We’ve never been huge fans of Steve Sack’s work, but that’s probably more to do with his medium than himself. Editorial cartooning is one of those dusty old traditions of publishing that we’re glad to see persist, without feeling terribly interested. Come to think of it, that’s true of newspapers as a whole—glad they’re around, but don’t feel we’re missing much when the subscription lapses. Still, editorial cartooning is one of the few bright spots in a trade that is otherwise in steep decline.
That explains why we were especially galled by the Pioneer-Press’s decision a couple years ago to drop Kirk Anderson. It seemed to many people to be yet another sign of end times at the dilapidated Knight-Ridder operation across town. Anderson resurfaced at the alt weekly— good for him, and good for them.

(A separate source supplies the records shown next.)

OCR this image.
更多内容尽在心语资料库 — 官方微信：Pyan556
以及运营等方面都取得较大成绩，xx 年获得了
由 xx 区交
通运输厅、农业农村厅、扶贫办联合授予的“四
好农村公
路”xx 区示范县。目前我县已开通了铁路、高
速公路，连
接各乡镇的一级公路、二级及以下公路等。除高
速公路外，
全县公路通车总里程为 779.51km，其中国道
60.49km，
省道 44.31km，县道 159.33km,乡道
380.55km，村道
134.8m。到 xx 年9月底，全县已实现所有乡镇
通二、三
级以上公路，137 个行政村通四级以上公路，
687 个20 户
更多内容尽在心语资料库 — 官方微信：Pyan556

The thing about editorial cartoonists is that they seem to work harder than anyone else at the newspaper. While editors sit in business strategy meetings trying to conform the news to the interests of rich suburban readers, while the columnists sit on their thumbs two days out of every three, Sack publishes a new cartoon virtually each morning. There is no one else we can readily identify at the Strib who churns out this much work—of any quality. You might argue that there is nothing easier than expressing your opinion and getting paid to do it, but you would be wrong. The daily opinion part is itself a challenge, but attempting to be funny at the same time is about the hardest thing you can do in a seated position. Naturally, there are ups and there are downs, and the trick with succeeding in the media business is to get the average quality to the highest possible level and sustain it there for as long as you can.
For his sustained level of quality, and for his raw output alone, Sack certainly deserves the Scripps Howard National Journalism Award he just received as best editorial cartoonist in the nation—that’s a well-earned ten thousand dollar bonus, in our humble view.
The main virtue of the editorial cartoon is that it makes optimum use of its medium—in the best cases, it combines opinion, news, humor, and art in an instant visual snapshot that would not work as well in any other context, certainly not in broadcast journalism. At the same time, the editorial cartoon is the archetype for the one bright spot and growth area in the “news” business these days—the Daily Show, the Onion, the blogosphere, and all other iterations of hard news as soft entertainment turned up to eleven. This compares unfavorably with the general drift of newspapering these days, which is trying to make soft news (lifestyle magazine-type content) look and act like hard news, and also have it compete in the attention economy as entertainment—certainly a lost cause. In other words, most newspapers today (indeed, most magazines too) are trying to look and act like TV—while the true heroes such as Sack soldier on in the unglamorous backpages of a hollowed-out advertising vehicle.